Wahono (dalam Abd’Ala, 2002:161) mengatakan bahwa ada empat pilar dalam teologi (brahmavidya) pembebasan, yaitu kemerdekaan yang bersifat kemandirian, kesaudaraan, keadilan sosial, dan kerakyatan dalam arti cinta kepada kemanusiaan. Melalui keempat pilar tersebut, Wahono mengantarkan teologi (brahmavidya) Kristiani kepada keterjangkauan dalam bentuknya yang lebih bersifat praktis sehingga umat Kristiani dapat mengembangkan suatu kehidupan baru yang lebih damai dan sejahtera yang diterangi iman.

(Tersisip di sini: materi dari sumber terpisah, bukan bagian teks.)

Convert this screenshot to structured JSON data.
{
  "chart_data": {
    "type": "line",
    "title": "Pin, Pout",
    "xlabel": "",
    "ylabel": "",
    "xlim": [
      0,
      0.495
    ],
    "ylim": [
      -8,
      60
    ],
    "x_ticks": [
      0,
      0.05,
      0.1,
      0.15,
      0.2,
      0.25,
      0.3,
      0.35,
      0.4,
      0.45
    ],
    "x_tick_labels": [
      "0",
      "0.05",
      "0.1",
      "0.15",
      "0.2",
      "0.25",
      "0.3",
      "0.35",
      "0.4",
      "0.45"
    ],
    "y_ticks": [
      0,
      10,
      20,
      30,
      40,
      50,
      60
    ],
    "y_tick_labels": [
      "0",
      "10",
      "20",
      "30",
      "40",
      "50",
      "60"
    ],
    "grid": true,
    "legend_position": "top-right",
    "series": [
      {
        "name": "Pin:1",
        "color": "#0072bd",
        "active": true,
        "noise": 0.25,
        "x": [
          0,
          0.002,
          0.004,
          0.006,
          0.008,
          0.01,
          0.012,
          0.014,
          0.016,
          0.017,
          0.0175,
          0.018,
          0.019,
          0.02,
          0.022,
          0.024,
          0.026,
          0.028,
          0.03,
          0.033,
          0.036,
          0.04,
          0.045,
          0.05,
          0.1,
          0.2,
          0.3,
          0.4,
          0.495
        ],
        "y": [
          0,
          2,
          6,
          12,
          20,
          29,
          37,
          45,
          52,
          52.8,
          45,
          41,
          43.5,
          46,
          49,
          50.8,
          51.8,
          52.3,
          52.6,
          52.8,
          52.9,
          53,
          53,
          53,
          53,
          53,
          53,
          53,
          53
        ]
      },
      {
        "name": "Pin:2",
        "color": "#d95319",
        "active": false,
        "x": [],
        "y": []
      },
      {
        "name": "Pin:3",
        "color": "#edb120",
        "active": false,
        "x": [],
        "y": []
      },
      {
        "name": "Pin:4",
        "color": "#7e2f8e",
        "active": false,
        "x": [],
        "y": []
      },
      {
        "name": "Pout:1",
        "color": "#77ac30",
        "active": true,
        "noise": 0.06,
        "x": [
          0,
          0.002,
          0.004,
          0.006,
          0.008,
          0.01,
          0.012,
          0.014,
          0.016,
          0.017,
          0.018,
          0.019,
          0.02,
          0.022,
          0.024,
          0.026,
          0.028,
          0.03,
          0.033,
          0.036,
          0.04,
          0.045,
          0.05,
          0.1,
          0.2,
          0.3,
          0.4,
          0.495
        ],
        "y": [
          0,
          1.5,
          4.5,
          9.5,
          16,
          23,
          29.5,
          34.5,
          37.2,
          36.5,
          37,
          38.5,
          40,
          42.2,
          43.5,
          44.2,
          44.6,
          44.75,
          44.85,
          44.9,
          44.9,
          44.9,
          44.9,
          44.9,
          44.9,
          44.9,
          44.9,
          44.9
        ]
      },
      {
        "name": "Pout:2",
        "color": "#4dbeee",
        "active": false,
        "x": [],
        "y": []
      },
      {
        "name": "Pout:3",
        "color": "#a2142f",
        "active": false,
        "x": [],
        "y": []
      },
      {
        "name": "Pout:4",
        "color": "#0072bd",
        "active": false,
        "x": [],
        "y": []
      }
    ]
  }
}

Sebagai ilmu yang mempelajari ketuhanan brahmavidya tentu tidak mungkin mampu mempelajari dan mengungkap secara tuntas mengenai hakikat Tuhan karena gejala-Nya tidak tampak dan tak terukur. Oleh karena itu Pedikso (dalam Supryogo dan Tobroni, 2001:58) mengatakan bahwa brahmavidya sebagai upaya seluruh orang beriman dalam menangkap, memahami, dan memberlakukan kehendak Tuhan melalui konteksnya. Dapat juga dikatakan bahwa brahmavidya adalah refleksi orang beriman tentang bagaimana bentuk atau nilai-nilai kualitas iman yang dimilikinya.
Sementara itu, Darmaputera (dalam Suprayogo dan Tobroni, 2001:58) mengemukakan bahwa brahmavidya adalah upaya untuk mempertemukan secara dialektis, kreatif serta eksistensial antara “teks” dan “konteks”, antara “kerygma” yang universal dan kenyataan hidup yang kontekstual. Secara lebih sederhana dapat dikatakan bahwa brahmavidya adalah upaya untuk merumuskan penghayatan iman pada konteks ruang dan waktu tertentu. Dengan cara lain dapat juga dikatakan bahwa brahmavidya adalah pengkajian, penghayatan (internalisasi), dan perwujudan (aktualisasi) nilai-nilai iman (ketuhanan) dalam memecahkan masalah-masalah kemanusiaan.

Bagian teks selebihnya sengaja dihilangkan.